Strich durch die Rechnung

Noch im letzten Jahr rechnete der Bundesfinanzminister vor, wie der Bundeshaushalt von der Liberalisierung des TK-Marktes profitieren könne: Er wollte für jede Netz- und Sprachlizenz jeweils 100 Millionen Mark erheben und so bis zu drei Milliarden Mark kassieren. Zwar sind die Behörden "bescheidener" geworden: zuletzt war die Rede von unter 10 Millionen Mark. Doch die im März verabschiedete EU-Lizenzrichtlinie macht dem Minister endgültig einen Strich durch die Rechnung.

Von: Dr.

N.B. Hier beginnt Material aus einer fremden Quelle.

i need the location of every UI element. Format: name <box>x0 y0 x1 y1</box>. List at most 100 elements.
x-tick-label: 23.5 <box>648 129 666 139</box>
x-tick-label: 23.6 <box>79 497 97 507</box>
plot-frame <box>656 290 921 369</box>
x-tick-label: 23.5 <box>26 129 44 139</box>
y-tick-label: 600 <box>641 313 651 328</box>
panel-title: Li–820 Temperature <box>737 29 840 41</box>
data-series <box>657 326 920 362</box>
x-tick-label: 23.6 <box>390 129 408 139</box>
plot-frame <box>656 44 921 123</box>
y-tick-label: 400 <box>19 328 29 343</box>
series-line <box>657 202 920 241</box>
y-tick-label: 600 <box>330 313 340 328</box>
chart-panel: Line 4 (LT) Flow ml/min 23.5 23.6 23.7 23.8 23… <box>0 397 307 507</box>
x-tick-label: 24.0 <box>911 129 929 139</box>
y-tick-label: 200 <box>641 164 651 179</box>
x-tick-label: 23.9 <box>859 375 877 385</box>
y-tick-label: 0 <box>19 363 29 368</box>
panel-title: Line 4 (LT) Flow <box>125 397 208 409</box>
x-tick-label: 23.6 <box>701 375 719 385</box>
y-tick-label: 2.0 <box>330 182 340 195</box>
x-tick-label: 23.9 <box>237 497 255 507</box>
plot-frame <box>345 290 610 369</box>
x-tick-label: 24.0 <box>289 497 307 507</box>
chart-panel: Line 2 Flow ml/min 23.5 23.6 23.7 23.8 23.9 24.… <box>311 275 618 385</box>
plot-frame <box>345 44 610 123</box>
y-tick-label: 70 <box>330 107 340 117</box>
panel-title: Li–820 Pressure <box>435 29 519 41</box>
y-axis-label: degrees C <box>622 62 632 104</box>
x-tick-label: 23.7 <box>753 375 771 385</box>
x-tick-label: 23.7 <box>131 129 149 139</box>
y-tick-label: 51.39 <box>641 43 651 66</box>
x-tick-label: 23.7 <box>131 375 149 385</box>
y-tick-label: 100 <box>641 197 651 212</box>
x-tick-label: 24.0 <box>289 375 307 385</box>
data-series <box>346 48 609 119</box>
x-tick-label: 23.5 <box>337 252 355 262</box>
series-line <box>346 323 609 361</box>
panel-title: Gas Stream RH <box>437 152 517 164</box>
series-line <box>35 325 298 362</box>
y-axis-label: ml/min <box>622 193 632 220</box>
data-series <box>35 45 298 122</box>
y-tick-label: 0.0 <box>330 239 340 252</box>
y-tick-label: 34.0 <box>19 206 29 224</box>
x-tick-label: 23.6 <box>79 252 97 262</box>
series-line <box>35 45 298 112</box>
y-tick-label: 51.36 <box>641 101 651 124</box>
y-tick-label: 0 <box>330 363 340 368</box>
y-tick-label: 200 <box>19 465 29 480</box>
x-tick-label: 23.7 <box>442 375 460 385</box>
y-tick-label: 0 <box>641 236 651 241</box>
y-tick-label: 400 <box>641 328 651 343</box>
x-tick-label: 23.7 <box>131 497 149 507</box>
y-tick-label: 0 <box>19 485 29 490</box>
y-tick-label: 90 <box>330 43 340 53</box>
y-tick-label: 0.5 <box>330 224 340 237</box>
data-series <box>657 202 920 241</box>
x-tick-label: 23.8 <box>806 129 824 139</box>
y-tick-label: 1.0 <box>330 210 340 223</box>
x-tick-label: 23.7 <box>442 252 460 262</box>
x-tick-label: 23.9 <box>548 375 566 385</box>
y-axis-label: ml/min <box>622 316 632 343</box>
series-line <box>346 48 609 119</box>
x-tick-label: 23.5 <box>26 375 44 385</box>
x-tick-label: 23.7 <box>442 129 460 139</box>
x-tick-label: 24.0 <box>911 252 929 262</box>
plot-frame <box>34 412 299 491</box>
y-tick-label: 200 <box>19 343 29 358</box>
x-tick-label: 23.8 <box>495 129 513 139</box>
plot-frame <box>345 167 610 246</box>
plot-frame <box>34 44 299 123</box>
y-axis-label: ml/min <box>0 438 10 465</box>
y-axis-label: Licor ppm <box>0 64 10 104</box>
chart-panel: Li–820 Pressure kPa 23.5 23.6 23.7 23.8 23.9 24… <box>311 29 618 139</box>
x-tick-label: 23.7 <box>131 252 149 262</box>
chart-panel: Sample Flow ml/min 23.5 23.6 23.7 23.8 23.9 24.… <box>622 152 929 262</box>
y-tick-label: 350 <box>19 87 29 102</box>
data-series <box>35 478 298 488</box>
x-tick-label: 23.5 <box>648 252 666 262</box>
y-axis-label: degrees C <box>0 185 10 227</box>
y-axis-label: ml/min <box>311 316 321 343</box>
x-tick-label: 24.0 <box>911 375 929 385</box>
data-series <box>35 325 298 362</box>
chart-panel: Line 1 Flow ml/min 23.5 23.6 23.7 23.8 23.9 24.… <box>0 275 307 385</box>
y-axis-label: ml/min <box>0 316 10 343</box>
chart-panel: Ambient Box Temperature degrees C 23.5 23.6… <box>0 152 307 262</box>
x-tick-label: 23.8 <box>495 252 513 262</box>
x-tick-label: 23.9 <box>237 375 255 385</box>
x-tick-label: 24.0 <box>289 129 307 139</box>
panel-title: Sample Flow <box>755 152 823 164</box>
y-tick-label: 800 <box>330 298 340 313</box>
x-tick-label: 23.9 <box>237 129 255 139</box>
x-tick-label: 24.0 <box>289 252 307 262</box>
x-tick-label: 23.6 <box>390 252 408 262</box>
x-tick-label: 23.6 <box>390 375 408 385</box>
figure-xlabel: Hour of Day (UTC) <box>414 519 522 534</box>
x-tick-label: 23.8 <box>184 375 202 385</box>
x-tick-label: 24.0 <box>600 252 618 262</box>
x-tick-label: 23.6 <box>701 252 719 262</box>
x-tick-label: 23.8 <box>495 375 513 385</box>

Michael Esser-Wellié

Die leider etwas komplizierte Rechtslage in Deutschland für die Erhebung der Gebühren ermöglichte bisher das für alle Carrier wenig befriedigende Summenspiel der Behörden: Das Telekommunikationsgesetz (TKG) verweist nur auf das sogenannte Verwaltungskostengesetz und darauf, daß die Einzelheiten in einer Gebührenverordnung niedergelegt werden. Das Verwaltungskostengesetz wiederum sieht vor, daß sich die Höhe einer Gebühr nach dem Verwaltungsaufwand und - wichtig - nach dem "wirtschaftlichen" Wert bemißt. Zwischen diesem wirtschaftlichen Wert und der Höhe der Gebühr muß ein "angemessenes Verhältnis" bestehen. Die bisher erteilten Netz- und Sprachlizenzen (der Klassen 3 und 4) enthalten nur den lapidaren Hinweis, daß die Festsetzung der Gebühr einem "gesonderten Bescheid" vorbehalten bleibt.

Deshalb arbeitet die Bundesregierung an dem Entwurf dieser im TKG vorgesehenen "Lizenz- und Frequenz-Gebührenverordnung" mit der unaussprechlichen Abkürzung LFGebV. Nach dem Entwurf von Januar 1997 sind die Netz- und Sprachlizenzen bis zu 40 Millionen Mark "wert". Das Rechenmodell zur Bestimmung dieser Höhe ist simpel: 80 Millionen Einwohner in Deutschland wurden mit 0,50 Mark multipliziert.

Es ist schon verwunderlich, woher die Bundesregierung die Einschätzung nimmt, daß die Lizenzen den von ihr ausgerechneten "Wert" haben. Ein Vergleich kann diesem Wert nicht zugrunde liegen, da etwa in England, den USA und Schweden weit niedrigere Lizenzgebühren gezahlt werden müssen. Völlig unverständlich ist weiter, daß die Bundesregierung bei einer Lizenz für die Übermittlung von Rundfunksignalen von einem deutlich geringeren wirtschaftlichen Wert ausgeht als bei einem Festnetz: nämlich nur bis zu einer Million Mark für eine bundesweite Rundfunklizenz. Das entspricht einem 40stel der für die herkömmliche TK-Netzlizenz vorgesehenen Gebühr. Abgesehen davon, daß diese Ungleichbehandlung kaum nachzuvollziehen ist, zeigt sie, daß die zuständigen Beamten die zukünftige Entwicklung der Netze offenbar nicht erkennen wollen. Sie können sowohl für Rundfunk- wie auch für herkömmlichen TK-Verkehr genutzt werden.